A Comparative Study on the Performance of Aluminum Nitride Thickness and quasi-Thickness Extensional Mode Resonators

This paper reports on a comparative study regarding the performance of three different Aluminum Nitride (AIN) acoustic resonant technologies, based on thickness extensional or quasi-thickness extensional modes of vibration. In the last decades, Film-Bulk-Acoustic-Resonators (FBARs) have been extensively used in radio frequency (RF) front-ends because of their high electromechanical coupling coefficient (kt2~7%). However, monolithic integrated FBARs with different resonance frequency (fres) can only be attained through an augmented fabrication complexity because their fresis set by the thickness of the forming layers. Just recently, Two-Dimensional-Mode-Resonators (2DMRs) and Two-Dimensional-Resonant-Rods (2DRRs) have been discovered. Both devices provide new means to achieve high-kt2 and a lithographic tunability of fres.

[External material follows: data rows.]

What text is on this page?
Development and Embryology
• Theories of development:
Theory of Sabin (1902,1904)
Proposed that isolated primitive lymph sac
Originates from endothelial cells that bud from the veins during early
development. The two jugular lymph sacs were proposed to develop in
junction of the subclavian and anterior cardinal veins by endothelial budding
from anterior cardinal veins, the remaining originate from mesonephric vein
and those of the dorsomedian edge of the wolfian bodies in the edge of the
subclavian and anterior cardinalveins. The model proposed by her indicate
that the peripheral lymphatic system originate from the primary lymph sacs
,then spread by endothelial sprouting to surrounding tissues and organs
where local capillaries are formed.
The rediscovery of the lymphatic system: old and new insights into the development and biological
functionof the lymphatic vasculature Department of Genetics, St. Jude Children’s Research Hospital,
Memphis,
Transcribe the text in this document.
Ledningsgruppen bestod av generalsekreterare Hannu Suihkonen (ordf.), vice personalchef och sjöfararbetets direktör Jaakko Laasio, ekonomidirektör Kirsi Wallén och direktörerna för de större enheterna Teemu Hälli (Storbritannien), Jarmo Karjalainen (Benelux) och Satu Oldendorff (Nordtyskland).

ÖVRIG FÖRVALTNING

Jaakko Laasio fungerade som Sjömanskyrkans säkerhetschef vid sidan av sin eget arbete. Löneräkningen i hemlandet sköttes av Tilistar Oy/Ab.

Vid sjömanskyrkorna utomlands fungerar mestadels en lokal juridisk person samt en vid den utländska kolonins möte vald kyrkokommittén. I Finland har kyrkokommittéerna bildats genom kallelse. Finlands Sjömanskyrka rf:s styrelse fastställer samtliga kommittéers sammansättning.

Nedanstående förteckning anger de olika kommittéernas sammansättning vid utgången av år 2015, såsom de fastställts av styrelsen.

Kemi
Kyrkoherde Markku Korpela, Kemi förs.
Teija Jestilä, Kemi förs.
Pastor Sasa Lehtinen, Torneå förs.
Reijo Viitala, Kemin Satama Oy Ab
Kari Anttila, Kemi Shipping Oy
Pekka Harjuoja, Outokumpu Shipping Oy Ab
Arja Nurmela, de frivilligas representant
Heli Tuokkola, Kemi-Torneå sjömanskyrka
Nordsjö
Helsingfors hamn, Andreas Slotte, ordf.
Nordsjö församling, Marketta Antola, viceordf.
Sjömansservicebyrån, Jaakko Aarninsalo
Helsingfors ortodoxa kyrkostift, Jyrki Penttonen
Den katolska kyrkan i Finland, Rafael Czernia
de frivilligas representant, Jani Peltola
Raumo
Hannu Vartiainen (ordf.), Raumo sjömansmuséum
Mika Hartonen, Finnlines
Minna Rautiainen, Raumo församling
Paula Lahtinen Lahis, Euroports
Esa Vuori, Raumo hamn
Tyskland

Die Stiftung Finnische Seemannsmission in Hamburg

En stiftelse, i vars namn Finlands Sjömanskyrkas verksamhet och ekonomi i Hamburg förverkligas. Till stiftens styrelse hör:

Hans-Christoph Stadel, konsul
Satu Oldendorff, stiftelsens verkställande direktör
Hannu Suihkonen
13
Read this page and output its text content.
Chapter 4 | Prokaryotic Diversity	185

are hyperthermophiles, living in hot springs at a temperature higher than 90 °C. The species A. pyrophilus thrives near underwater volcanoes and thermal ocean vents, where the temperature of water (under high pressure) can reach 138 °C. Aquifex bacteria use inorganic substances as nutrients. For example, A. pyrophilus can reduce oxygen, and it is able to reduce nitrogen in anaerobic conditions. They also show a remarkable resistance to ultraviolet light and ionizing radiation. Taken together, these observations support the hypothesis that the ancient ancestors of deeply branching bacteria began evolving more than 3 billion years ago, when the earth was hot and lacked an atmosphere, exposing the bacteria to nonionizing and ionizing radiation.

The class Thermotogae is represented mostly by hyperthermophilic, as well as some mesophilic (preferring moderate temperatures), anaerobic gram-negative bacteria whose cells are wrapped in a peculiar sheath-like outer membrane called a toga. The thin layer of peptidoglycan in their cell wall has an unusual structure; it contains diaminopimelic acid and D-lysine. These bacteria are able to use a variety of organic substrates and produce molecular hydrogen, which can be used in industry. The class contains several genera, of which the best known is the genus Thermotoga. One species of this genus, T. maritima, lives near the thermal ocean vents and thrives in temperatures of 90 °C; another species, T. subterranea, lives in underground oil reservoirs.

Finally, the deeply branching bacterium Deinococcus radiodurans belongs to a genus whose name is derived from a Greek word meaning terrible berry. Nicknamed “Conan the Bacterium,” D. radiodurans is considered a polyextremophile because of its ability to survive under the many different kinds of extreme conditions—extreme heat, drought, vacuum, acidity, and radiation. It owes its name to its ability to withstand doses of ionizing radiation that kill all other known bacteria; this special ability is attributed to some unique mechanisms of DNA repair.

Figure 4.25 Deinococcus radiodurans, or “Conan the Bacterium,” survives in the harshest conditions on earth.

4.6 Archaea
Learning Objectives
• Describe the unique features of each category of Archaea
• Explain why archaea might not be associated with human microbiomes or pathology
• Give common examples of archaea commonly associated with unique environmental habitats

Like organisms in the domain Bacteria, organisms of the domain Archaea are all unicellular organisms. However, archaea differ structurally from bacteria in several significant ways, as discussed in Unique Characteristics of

In this work, to evaluate the real potential of 2DMRs and 2DRRs in replacing FBARs in future RF applications, we compared, through Finite Element Methods (FEM), the electromechanical performances (quality factor (Q) and kt2) exhibited by a 2DMR and a 2DRR with those of an FBAR made of the same material stack. We show that the 2DRR exhibits the highest Figure of Merit (FoM=Qloaded·kt2), exceeding 81, among the analyzed devices.